Roberts deflects three consecutive questions about the 'how long' phrase, refusing to engage with Jackson's implication
Key Moments
- Roberts testified that Read's first phone call declared O'Keefe dead — 'Kerry, Kerry, Kerry, John's dead' — before his body had been located, a moment the prosecution used to suggest Read had prior knowledge of his death.
- At the scene on Fairview Road, Roberts could not see anything in the snow where Read was pointing, yet Read identified the snow-covered body before anyone else and kicked the car door open screaming 'There he is' — testimony that became a central prosecution data point about Read's state of knowledge.
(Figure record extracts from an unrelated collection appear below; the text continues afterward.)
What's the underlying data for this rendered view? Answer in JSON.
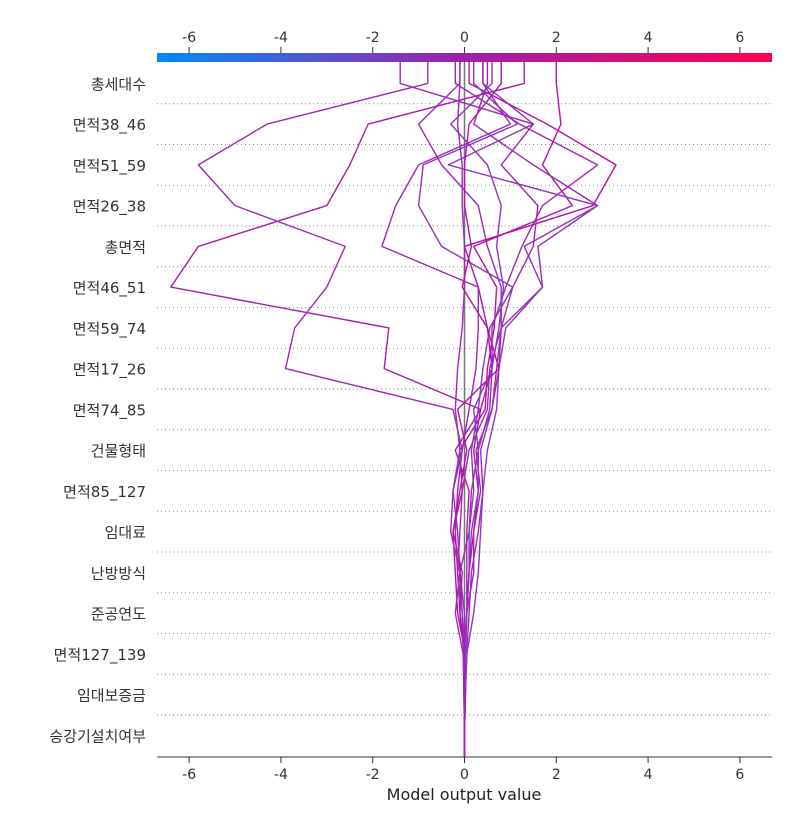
{
  "chart_data": {
    "type": "line",
    "chart_kind": "shap-decision-plot",
    "title": "",
    "xlabel": "Model output value",
    "ylabel": "",
    "xlim": [
      -6.7,
      6.7
    ],
    "x_ticks": [
      -6,
      -4,
      -2,
      0,
      2,
      4,
      6
    ],
    "x_tick_labels": [
      "-6",
      "-4",
      "-2",
      "0",
      "2",
      "4",
      "6"
    ],
    "base_value": 0,
    "colorbar": {
      "min_color": "#008bfb",
      "mid_color": "#a020a8",
      "max_color": "#ff0052"
    },
    "grid": "dotted horizontal",
    "features": [
      "승강기설치여부",
      "임대보증금",
      "면적127_139",
      "준공연도",
      "난방방식",
      "임대료",
      "면적85_127",
      "건물형태",
      "면적74_85",
      "면적17_26",
      "면적59_74",
      "면적46_51",
      "총면적",
      "면적26_38",
      "면적51_59",
      "면적38_46",
      "총세대수"
    ],
    "series": [
      {
        "color": "#b014a8",
        "values": [
          0,
          0.01,
          0.02,
          -0.15,
          -0.2,
          -0.25,
          -0.05,
          -0.1,
          0.45,
          0.5,
          0.65,
          0.7,
          0.2,
          2.35,
          1.7,
          2.1,
          2.0
        ]
      },
      {
        "color": "#9d2ab6",
        "values": [
          0,
          0.02,
          0.05,
          0.1,
          0.15,
          0.3,
          0.4,
          0.35,
          0.6,
          0.7,
          0.8,
          1.7,
          1.6,
          2.9,
          1.5,
          0.2,
          0.5
        ]
      },
      {
        "color": "#9d2ab6",
        "values": [
          0,
          0.0,
          -0.02,
          -0.05,
          -0.1,
          -0.15,
          -0.25,
          -0.1,
          -0.2,
          -0.15,
          -0.05,
          0.0,
          0.0,
          -0.05,
          -0.05,
          -0.15,
          -0.1
        ]
      },
      {
        "color": "#8e36bf",
        "values": [
          0,
          0.02,
          0.05,
          0.2,
          0.3,
          0.35,
          0.4,
          0.5,
          0.7,
          0.75,
          0.9,
          1.7,
          1.3,
          2.9,
          -0.35,
          1.5,
          0.4
        ]
      },
      {
        "color": "#9d2ab6",
        "values": [
          0,
          -0.01,
          -0.02,
          0.0,
          -0.1,
          0.1,
          0.15,
          0.3,
          0.55,
          0.6,
          0.6,
          0.9,
          1.25,
          1.7,
          2.9,
          1.2,
          -0.2
        ]
      },
      {
        "color": "#a71ea8",
        "values": [
          0,
          0.0,
          0.0,
          0.05,
          0.05,
          0.05,
          0.1,
          -0.2,
          0.35,
          -1.75,
          -1.65,
          -6.4,
          -5.8,
          -3.0,
          -2.5,
          -2.1,
          1.3
        ]
      },
      {
        "color": "#9d2ab6",
        "values": [
          0,
          -0.01,
          -0.03,
          -0.2,
          -0.1,
          -0.3,
          -0.25,
          -0.05,
          -0.25,
          -3.9,
          -3.7,
          -3.0,
          -2.6,
          -5.0,
          -5.8,
          -4.3,
          -0.8
        ]
      },
      {
        "color": "#9d2ab6",
        "values": [
          0,
          0.01,
          0.02,
          0.05,
          0.2,
          0.2,
          0.35,
          0.25,
          0.6,
          0.75,
          0.8,
          0.8,
          0.5,
          0.3,
          -0.5,
          -1.0,
          -0.1
        ]
      },
      {
        "color": "#b014a8",
        "values": [
          0,
          -0.01,
          -0.02,
          0.05,
          0.1,
          0.2,
          0.3,
          0.2,
          0.35,
          0.6,
          0.5,
          0.3,
          0.0,
          2.8,
          3.3,
          1.8,
          0.1
        ]
      },
      {
        "color": "#8e36bf",
        "values": [
          0,
          0.01,
          0.01,
          0.05,
          0.1,
          0.1,
          0.2,
          0.15,
          0.3,
          0.4,
          0.55,
          1.05,
          -0.5,
          -1.0,
          -0.9,
          1.15,
          0.2
        ]
      },
      {
        "color": "#9d2ab6",
        "values": [
          0,
          0.0,
          -0.01,
          -0.1,
          -0.15,
          -0.2,
          -0.15,
          -0.05,
          0.1,
          0.25,
          0.3,
          0.3,
          -1.8,
          -1.5,
          -1.0,
          1.0,
          0.4
        ]
      },
      {
        "color": "#8e36bf",
        "values": [
          0,
          0.02,
          0.03,
          0.05,
          0.1,
          0.15,
          0.3,
          0.3,
          0.2,
          0.6,
          0.75,
          0.85,
          0.7,
          0.8,
          0.5,
          -0.3,
          0.6
        ]
      },
      {
        "color": "#b014a8",
        "values": [
          0,
          0.0,
          -0.01,
          -0.1,
          -0.05,
          -0.25,
          -0.1,
          0.05,
          -0.15,
          0.75,
          0.5,
          -0.05,
          0.15,
          0.0,
          0.0,
          0.1,
          0.8
        ]
      },
      {
        "color": "#9d2ab6",
        "values": [
          0,
          -0.01,
          -0.02,
          -0.05,
          -0.15,
          -0.1,
          -0.05,
          0.1,
          0.5,
          0.55,
          0.8,
          1.05,
          1.5,
          1.6,
          0.8,
          1.5,
          -1.4
        ]
      }
    ]
  }
}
- Roberts described O'Keefe's injuries at the scene and hospital in detail: blood from his nose and mouth, his right eye swollen like a golf ball while his left eye was unaffected — firsthand corroboration of the asymmetric injury pattern at the center of the medical evidence.
- During cross-examination in Trial 2, Roberts admitted that her grand jury testimony — that she heard Karen Read ask Jennifer McCabe to Google hypothermia — was false, stating she had never actually heard Read say that.
- Jackson established through cross-examination that Roberts was in contact with or physically present alongside Jennifer McCabe before virtually every law enforcement interview she gave, a pattern the defense used to suggest coordination of witness accounts.